8. Export: Goods purchased or received under these Standard Terms and Conditions of Sale may be subject to export control laws, restrictions, regulations and orders of the United States. Buyer agrees to comply with all applicable export laws, restrictions and regulations of the United States or foreign agencies or authorities, and shall not export, or transfer for the purpose of re-export, any product to any prohibited or embargoed country or to any denied, blocked, or designated person or entity as mentioned in any such United States or foreign law or regulation. Buyer represents and warrants that it is not on the Denied Persons, Specially Designated Nationals or Debarred Persons List and is not otherwise prohibited by law from purchasing the goods sold hereunder. Buyer shall be responsible to obtain any license to export, re-export or import as may be required.
9. Governing Law: These Standard Terms and Conditions of Sale shall be governed and construed in all respects in accordance with the laws of the State of Ohio and each party hereby submits to the non-exclusive jurisdiction of the courts of the State of Ohio. The provisions of the United Nations on contracts for the International Sale of Goods ("CISG") and the Contracts (Rights of Third Parties) Act of 1999 are expressly excluded from this Agreement, if otherwise applicable.
10. Termination: Supplier, in its sole discretion, may evaluate Buyer's financial condition and may cancel any order if in Supplier's judgment the Buyer would be unable to meet its obligation, unless the Buyer shall upon written notice immediately pay for all goods delivered or shall pay in advance for all goods not delivered in accordance with Supplier's discretion.
11. Severability: The provisions of these Standard Terms and Conditions of Sale are severable.
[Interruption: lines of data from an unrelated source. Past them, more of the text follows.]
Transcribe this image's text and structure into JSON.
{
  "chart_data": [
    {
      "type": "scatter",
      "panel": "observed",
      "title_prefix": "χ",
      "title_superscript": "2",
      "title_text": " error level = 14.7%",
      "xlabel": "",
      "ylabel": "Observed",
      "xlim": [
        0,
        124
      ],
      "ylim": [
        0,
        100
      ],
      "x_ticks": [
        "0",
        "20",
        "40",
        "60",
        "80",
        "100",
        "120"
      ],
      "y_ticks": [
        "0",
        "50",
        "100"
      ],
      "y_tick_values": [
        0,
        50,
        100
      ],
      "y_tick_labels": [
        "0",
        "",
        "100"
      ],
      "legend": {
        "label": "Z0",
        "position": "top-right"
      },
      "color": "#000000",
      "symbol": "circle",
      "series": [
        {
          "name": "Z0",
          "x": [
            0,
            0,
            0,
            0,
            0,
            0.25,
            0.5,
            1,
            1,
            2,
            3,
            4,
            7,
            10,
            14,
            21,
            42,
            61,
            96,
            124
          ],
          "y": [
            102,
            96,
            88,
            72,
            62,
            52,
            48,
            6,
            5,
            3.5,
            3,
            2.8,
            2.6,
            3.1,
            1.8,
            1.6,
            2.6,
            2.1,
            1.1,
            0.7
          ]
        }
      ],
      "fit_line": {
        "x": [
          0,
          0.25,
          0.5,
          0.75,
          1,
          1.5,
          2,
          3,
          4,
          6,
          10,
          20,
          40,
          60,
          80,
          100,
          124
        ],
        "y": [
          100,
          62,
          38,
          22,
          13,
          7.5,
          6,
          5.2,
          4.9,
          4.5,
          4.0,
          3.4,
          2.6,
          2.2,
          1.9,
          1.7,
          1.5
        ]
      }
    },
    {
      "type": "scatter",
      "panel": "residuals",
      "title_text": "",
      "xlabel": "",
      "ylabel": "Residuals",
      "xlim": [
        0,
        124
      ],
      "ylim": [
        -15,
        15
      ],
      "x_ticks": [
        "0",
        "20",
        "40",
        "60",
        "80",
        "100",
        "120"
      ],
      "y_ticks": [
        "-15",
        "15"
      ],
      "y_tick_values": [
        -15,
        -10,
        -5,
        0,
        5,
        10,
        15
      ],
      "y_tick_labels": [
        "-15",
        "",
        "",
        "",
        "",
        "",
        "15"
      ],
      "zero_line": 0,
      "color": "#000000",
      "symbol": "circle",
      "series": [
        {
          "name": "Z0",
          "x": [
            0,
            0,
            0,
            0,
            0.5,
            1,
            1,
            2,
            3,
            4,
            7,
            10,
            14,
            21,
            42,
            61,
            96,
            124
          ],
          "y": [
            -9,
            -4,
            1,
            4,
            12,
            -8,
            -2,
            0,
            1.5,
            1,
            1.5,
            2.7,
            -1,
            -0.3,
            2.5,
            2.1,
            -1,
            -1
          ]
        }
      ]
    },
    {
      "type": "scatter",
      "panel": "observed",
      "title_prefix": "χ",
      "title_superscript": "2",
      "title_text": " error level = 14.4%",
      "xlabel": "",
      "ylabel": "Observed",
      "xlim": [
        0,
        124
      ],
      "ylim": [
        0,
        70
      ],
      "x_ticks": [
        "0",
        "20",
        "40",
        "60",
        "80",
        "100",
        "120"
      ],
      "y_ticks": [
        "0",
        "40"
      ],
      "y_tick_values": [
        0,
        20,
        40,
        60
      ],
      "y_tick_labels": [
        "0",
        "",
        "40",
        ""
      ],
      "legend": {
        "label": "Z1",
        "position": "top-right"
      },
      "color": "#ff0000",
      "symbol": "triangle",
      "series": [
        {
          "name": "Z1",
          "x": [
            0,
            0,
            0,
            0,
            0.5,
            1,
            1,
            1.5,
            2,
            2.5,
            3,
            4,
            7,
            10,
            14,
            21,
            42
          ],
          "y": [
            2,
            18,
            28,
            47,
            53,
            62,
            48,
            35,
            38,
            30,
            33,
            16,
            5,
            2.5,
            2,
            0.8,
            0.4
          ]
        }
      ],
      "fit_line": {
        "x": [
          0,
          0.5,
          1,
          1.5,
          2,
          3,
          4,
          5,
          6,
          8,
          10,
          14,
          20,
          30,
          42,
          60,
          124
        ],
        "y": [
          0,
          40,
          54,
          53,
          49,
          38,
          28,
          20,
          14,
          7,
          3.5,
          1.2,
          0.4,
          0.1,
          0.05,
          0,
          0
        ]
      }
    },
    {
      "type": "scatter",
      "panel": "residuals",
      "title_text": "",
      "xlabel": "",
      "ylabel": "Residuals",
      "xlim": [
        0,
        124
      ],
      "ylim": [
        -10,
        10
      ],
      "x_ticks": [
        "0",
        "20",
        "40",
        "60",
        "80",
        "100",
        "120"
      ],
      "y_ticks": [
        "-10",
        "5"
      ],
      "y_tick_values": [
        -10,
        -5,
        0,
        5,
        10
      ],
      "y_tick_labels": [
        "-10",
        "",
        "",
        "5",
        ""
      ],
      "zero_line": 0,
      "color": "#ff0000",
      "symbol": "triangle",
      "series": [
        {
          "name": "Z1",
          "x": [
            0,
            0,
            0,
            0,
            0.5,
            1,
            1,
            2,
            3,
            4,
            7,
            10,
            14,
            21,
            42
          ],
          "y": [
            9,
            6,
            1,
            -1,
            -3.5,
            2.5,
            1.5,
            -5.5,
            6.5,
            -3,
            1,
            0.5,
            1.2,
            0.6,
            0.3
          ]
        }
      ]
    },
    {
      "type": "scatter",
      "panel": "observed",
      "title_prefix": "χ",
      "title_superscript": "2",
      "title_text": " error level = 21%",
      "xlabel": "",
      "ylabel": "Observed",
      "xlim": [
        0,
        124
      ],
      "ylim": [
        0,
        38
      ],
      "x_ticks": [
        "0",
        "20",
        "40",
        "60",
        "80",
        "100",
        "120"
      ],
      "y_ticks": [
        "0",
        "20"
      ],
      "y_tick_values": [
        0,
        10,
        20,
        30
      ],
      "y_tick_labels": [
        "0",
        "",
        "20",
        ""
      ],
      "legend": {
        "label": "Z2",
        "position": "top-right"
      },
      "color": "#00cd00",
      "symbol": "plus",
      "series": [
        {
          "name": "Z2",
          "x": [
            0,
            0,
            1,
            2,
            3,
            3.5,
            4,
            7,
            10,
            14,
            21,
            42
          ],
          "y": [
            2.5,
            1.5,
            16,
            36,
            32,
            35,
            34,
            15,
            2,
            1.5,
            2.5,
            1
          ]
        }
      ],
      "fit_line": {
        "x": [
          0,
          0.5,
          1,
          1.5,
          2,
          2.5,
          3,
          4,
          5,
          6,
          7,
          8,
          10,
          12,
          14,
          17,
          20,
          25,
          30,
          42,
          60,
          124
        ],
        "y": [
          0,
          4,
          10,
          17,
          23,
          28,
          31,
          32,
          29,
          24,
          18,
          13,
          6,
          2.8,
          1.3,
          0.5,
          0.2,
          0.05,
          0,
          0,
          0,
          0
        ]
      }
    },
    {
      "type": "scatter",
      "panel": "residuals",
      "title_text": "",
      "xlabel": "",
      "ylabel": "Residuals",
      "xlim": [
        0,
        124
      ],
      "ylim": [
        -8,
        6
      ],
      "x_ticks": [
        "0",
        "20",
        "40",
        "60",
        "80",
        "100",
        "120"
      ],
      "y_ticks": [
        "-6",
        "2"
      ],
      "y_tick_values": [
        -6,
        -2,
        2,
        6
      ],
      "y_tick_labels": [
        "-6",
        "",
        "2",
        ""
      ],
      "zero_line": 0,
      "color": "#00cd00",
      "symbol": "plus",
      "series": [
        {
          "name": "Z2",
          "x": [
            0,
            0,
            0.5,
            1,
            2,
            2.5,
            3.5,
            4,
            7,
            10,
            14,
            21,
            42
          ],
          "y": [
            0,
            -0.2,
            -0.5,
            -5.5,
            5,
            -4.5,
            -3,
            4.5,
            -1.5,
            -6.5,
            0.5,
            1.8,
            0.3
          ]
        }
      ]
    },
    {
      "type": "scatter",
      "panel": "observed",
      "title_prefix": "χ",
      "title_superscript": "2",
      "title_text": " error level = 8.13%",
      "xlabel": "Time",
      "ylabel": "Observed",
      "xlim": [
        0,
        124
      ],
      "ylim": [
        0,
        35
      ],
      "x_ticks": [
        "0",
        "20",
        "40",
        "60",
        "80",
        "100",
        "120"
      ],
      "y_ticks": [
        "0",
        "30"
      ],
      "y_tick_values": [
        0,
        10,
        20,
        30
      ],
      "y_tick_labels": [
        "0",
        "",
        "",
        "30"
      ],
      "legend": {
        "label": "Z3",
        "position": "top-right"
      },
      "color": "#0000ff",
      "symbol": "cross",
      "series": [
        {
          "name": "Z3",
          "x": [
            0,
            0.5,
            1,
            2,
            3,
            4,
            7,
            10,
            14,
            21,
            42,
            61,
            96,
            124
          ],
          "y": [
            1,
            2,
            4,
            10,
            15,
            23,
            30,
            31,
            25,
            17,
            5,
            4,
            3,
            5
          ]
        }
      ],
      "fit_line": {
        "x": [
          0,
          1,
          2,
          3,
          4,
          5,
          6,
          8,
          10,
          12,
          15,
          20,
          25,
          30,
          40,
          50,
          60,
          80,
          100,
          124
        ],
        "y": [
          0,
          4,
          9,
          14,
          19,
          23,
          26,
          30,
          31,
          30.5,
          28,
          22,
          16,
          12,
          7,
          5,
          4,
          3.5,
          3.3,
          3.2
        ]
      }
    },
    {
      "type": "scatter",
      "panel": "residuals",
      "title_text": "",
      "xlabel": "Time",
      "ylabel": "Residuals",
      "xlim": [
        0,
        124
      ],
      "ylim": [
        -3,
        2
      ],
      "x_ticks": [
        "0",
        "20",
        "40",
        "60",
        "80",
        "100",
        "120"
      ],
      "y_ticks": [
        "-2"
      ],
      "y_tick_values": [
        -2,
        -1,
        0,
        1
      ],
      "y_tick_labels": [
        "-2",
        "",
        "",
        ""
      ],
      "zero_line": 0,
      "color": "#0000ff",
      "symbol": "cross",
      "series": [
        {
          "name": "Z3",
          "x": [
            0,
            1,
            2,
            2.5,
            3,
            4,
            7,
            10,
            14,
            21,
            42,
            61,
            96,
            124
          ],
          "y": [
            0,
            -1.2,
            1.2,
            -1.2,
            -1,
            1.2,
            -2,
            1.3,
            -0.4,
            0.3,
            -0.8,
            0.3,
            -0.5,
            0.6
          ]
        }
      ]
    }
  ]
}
Should any court of competent jurisdiction hold any of these clauses to be unlawful, such holding shall not invalidate all of the clauses, but rather, the unlawful clause shall be severed and the remaining provisions shall be
fully enforceable.
12. Miscellaneous: These Standard Terms and Conditions of Sale is the entire agreement between the parties and supersedes all prior agreements, correspondence and understandings relating to the subject matter hereof. No failure by either party to take any action or assert any right hereunder shall be deemed to be a waiver of such right in the event of the continuation or repetition of the circumstances giving rise to such right. Any amendments to these Standard Terms and Conditions of Sale must be made in writing and signed by a duly authorized officer of the Supplier. The headings herein are for convenience only and shall not affect interpretation.
13. A $50.00 minimum order requirement applies to all shipments. Shipments under $50.00 will be assessed a $25.00 fee.